Turning Dark Clouds into Silver Linings

Here is the abstract of the keynote speech Glenn Paulley will be giving at the CIKM 2010 - 19th ACM International Conference on Information and Knowledge Management in Toronto, October 26 to 30, 2010:



Turning Dark Clouds into Silver Linings

Data management services are ubiquitous in the industry. With some important exceptions, relational database systems are the platform upon which many applications depend, including mainframe servers, web browsers, and handheld devices. The vast majority of these installations run unattended. Consequently, self-management, self-tuning, and self-healing features are of great importance to these systems. Cloud computing architectures, due to their inherent dynamics, add another level of flexibility - and complexity - to the problems of database self-management.

However, application developers continue to experience unpredictable performance and reliability issues with the application's software stack. Over the past few years, these issues have led to a variety of proposals to address the problem, including weak consistency models and the abandonment of SQL as a data management sub-language.

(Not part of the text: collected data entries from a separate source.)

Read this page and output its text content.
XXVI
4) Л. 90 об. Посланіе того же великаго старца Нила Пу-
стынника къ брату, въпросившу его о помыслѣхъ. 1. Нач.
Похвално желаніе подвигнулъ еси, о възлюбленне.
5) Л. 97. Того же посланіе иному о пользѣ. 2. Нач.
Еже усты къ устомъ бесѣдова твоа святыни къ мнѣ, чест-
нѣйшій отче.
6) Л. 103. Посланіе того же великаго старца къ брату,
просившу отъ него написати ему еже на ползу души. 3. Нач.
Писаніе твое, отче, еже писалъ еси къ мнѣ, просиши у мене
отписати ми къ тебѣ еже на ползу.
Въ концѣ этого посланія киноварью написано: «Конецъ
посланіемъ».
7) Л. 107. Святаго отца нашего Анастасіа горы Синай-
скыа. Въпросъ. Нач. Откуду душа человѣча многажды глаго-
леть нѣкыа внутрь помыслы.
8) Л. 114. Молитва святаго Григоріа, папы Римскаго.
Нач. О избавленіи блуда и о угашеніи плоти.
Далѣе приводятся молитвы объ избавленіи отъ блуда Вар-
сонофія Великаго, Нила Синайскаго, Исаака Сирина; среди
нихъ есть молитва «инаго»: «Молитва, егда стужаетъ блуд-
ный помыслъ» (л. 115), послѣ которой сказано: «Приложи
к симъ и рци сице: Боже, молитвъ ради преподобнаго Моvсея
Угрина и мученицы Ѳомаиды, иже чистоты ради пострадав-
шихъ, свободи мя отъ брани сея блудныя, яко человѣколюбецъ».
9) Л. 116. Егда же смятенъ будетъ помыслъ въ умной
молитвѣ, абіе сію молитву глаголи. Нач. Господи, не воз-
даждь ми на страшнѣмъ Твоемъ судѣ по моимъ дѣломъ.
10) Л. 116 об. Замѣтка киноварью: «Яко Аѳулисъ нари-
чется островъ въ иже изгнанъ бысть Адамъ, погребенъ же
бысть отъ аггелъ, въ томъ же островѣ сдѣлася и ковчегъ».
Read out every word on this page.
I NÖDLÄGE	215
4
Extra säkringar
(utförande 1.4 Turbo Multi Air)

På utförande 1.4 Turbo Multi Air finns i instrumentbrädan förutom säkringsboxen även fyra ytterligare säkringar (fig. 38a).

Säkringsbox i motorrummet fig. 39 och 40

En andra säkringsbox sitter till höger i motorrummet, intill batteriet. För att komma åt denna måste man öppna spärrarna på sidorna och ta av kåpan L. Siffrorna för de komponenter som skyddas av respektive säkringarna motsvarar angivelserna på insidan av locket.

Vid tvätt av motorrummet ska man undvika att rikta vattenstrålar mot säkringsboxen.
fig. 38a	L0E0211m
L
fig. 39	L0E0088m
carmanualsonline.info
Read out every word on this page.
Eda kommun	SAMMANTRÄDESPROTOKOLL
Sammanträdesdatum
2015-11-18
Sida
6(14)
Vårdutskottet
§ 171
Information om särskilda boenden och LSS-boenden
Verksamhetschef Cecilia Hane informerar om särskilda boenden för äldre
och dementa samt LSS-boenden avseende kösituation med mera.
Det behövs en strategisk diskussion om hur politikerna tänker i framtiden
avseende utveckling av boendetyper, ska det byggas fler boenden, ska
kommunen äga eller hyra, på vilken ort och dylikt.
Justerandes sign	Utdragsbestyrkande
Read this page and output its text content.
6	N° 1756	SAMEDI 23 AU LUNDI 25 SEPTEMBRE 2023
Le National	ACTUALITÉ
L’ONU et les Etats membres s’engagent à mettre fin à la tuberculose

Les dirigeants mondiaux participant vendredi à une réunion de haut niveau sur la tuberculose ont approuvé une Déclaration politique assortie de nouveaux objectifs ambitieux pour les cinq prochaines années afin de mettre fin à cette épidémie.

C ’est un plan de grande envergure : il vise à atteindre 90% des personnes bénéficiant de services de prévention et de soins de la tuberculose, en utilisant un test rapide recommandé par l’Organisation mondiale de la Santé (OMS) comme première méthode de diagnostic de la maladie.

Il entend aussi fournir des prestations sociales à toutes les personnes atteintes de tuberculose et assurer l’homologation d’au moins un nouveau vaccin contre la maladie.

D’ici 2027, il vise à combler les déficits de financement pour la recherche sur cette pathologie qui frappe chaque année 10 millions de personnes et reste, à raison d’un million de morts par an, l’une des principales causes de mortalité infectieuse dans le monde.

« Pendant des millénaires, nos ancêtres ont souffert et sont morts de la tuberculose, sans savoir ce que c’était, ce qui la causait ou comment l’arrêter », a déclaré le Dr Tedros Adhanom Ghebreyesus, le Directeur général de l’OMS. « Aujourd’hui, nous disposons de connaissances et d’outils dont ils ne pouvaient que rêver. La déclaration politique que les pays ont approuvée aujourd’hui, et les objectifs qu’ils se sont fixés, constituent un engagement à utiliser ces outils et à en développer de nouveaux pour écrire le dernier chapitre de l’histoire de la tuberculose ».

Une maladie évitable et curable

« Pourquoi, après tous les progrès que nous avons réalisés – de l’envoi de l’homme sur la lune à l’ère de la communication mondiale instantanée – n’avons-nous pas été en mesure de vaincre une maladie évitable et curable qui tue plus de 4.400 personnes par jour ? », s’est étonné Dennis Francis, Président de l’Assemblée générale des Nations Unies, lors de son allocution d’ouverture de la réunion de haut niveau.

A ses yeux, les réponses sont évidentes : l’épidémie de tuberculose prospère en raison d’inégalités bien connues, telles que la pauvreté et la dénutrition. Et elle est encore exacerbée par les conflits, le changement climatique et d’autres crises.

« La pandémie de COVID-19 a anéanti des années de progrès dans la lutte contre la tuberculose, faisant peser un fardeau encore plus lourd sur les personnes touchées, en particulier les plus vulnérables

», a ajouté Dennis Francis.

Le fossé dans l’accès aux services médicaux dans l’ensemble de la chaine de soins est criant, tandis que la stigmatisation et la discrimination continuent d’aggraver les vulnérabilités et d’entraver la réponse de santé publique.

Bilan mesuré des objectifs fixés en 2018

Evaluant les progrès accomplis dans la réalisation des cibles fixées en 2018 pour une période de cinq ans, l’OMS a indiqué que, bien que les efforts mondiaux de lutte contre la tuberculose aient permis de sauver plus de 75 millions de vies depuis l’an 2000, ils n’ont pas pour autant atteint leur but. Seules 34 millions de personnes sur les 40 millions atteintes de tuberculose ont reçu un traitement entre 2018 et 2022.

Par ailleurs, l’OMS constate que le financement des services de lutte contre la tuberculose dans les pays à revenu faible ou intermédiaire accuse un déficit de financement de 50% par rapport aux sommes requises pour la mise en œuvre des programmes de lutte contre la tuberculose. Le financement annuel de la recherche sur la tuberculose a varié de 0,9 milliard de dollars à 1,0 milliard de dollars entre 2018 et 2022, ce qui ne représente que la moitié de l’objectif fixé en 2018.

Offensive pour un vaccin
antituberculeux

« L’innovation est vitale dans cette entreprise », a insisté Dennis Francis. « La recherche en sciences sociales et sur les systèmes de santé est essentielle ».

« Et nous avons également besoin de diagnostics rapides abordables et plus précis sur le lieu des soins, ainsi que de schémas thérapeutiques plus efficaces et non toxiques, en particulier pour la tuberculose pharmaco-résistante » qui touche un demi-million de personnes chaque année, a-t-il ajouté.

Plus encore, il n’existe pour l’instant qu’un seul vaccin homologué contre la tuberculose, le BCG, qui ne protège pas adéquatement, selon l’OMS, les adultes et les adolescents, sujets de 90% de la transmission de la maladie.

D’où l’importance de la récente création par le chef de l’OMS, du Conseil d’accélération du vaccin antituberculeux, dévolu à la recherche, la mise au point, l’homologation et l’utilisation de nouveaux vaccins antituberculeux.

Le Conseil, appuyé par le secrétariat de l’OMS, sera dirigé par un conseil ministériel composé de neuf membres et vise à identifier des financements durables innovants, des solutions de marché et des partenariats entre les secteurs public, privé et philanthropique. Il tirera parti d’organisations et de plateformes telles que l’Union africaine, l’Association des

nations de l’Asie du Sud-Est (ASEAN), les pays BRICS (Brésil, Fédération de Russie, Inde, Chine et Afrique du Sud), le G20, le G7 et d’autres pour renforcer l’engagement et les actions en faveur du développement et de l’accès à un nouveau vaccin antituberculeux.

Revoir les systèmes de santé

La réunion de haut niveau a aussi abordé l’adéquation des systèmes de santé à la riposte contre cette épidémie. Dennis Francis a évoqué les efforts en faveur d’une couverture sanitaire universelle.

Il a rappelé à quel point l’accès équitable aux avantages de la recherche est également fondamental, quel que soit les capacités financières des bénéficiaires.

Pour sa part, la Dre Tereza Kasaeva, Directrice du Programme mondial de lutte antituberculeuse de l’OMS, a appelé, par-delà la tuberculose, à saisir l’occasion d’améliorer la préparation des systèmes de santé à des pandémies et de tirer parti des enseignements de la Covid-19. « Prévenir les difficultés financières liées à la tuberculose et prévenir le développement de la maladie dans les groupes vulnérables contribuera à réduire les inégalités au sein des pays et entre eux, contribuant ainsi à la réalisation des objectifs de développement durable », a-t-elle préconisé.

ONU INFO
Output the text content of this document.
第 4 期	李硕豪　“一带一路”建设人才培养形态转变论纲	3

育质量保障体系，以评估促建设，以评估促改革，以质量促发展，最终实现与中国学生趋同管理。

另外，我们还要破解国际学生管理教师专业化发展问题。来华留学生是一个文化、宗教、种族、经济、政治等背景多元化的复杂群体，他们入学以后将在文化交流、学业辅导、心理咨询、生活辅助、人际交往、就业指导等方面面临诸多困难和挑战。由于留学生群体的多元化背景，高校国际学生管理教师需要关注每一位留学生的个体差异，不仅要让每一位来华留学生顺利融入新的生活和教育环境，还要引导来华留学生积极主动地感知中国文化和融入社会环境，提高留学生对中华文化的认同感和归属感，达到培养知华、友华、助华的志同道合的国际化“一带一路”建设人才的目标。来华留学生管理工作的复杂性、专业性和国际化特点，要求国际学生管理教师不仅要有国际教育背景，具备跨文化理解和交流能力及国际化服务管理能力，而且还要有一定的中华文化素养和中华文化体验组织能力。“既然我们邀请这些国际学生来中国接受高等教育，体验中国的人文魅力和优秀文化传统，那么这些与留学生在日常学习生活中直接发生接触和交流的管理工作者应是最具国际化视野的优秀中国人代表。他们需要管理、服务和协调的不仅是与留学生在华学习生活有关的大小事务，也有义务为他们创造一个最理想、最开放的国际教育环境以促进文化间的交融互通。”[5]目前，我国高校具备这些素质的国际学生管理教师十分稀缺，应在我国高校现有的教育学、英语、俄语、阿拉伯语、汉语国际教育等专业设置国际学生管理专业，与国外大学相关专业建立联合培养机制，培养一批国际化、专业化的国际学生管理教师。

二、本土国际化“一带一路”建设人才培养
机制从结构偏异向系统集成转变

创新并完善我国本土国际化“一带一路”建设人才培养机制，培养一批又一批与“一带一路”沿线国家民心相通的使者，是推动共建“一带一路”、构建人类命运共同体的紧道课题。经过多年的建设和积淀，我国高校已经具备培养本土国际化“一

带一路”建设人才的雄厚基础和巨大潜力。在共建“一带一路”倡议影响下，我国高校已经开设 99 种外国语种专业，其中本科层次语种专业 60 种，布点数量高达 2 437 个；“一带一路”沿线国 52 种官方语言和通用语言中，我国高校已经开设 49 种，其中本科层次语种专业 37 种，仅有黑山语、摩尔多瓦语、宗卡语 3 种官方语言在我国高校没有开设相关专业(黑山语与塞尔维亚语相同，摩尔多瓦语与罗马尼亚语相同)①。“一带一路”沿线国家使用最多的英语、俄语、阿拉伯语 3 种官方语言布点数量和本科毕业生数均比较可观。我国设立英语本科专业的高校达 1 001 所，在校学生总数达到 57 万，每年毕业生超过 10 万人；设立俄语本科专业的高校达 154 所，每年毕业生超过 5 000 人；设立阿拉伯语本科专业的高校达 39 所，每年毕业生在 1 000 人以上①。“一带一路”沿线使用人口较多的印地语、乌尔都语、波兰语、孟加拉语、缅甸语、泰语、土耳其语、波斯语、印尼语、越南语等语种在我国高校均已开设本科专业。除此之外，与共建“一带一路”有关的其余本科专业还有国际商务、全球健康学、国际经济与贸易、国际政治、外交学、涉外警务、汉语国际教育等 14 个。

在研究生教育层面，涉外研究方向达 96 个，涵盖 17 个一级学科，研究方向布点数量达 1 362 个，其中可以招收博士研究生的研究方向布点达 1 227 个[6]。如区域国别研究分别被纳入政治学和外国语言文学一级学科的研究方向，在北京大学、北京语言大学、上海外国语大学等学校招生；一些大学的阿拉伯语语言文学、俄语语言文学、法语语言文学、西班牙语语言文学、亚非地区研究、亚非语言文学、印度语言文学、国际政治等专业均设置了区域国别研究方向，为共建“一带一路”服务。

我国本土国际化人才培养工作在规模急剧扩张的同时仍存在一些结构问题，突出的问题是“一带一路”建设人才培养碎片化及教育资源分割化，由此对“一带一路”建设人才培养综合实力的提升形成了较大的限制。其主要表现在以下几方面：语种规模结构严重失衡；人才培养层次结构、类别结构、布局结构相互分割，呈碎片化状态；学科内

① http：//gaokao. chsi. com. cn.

In this talk I'll present an overview of the data management problems in relational database systems that are exacerbated by cloud computing architectures, discuss the state-of-the-art in self-management technology, and conclude with some ideas for future research to address these problems.

Speaker Information



Glenn Paulley is a Director with Sybase iAnywhere Engineering, where he manages the research and development team responsible for query processing in SQL Anywhere, Sybase's self-managing relational database server. He joined Sybase iAnywhere in 1995. During his 20-year industrial career Glenn has held previous positions at Amdahl Corporation and at a large Canadian insurance company. He holds a Ph.D in Computer Science from the University of Waterloo. His research interests include software usability, query optimization, information systems architecture, design of Management Information Systems, topics in systems analysis, interfaces to database systems, database query languages, user models, multidatabase systems, and indexing techniques.